December 13: Rich Hoyer recently finished an excellent tour to the Yucatan Peninsula in Mexico

The birding in the Yucatan Peninsula on this year’s tour was simply fun. Everywhere were reliable numbers of our North American breeding species – Magnolia Warblers and White-eyed Vireos dominated almost every stop, but Northern Parulas, American Redstarts, Hooded Warblers, Least Flycatchers, and so many others made every stop a delight.

This Summer Tanager made it to the short list of favorites by being so cooperative.


Amongst all the migrants were good numbers of tropical residents, such as furtive Bright-rumped Attilas, chattering Red-crowned Ant-tanagers, primped Turquoise-browed Motmots, rambunctious Keel-billed Toucans, and this cheeky Northern Beardless-Tyrannulet that arrived to mob one of many Ferruginous Pygmy-Owls we found.

One thing that makes this region special are the regional endemics, and we saw all the expected ones – Yucatan Wren, Yucatan Gnatcatcher (the recent split from White-lored), Black Catbird, and many others.

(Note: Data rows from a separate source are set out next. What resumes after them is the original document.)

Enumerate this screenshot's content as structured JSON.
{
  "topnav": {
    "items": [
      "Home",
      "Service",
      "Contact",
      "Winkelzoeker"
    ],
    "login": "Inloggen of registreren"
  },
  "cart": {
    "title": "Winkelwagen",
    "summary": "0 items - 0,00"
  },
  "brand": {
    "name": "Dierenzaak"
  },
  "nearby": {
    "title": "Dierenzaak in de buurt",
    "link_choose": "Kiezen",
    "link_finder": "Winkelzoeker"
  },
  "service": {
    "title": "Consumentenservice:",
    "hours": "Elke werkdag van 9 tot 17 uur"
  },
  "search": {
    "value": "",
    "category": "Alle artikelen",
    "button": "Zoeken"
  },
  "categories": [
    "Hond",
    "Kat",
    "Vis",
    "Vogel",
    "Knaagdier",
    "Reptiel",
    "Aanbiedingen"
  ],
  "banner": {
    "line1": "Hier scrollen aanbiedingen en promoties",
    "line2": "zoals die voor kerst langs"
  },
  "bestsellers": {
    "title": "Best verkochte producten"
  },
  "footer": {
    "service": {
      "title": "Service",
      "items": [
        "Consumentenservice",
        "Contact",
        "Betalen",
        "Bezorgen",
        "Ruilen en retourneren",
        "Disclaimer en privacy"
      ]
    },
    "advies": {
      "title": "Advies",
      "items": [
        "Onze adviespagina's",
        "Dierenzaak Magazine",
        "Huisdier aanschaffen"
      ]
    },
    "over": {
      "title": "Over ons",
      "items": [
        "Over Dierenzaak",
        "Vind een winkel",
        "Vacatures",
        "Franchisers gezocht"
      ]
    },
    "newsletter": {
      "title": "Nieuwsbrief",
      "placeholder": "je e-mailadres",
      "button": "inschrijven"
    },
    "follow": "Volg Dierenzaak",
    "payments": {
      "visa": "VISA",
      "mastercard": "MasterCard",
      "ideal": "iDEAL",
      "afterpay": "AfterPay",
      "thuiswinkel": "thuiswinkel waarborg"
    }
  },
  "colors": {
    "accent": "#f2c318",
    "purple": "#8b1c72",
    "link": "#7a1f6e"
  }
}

Mexican Sheartails were common this year, though the amazing color of the male’s gorget was visible only if the light was just right.

We also scored all the endemic species and the most distinctive subspecies on Cozumel with not too much trouble, and the Cozumel Vireo was a popular bird for the group. After having such great views of and listening to the song of this amazingly distinctive endemic subspecies of House Wren (Troglodytes aedon beani), we were all left wondering only when, not if, it will be split.

Water birds were a big part of this year’s tour, with our newly revised itinerary giving us a full day and a second morning in the Rio Lagartos area, where we tallied eleven species of heron and egret and 24 species of shorebird. A close comparison of Greater Yellowlegs and Lesser Yellowlegs like this is quite a treat. (photo by Rich Bayldon)

We estimated well over 1000 American Flamingos on the salt ponds, and this pair provided for a racy moment as the male came up from behind and mated with the female while she continued to act as if feeding.

There was never a dull moment, with so many other interesting critters drawing our attention, such as polydesmid millipedes, two species of army ants, and colorful butterflies, such as this Northern Mestra.

Unlike the mainland species, the smaller and endemic Cozumel Raccoon was charming in its almost polite, demure way of asking for a handout.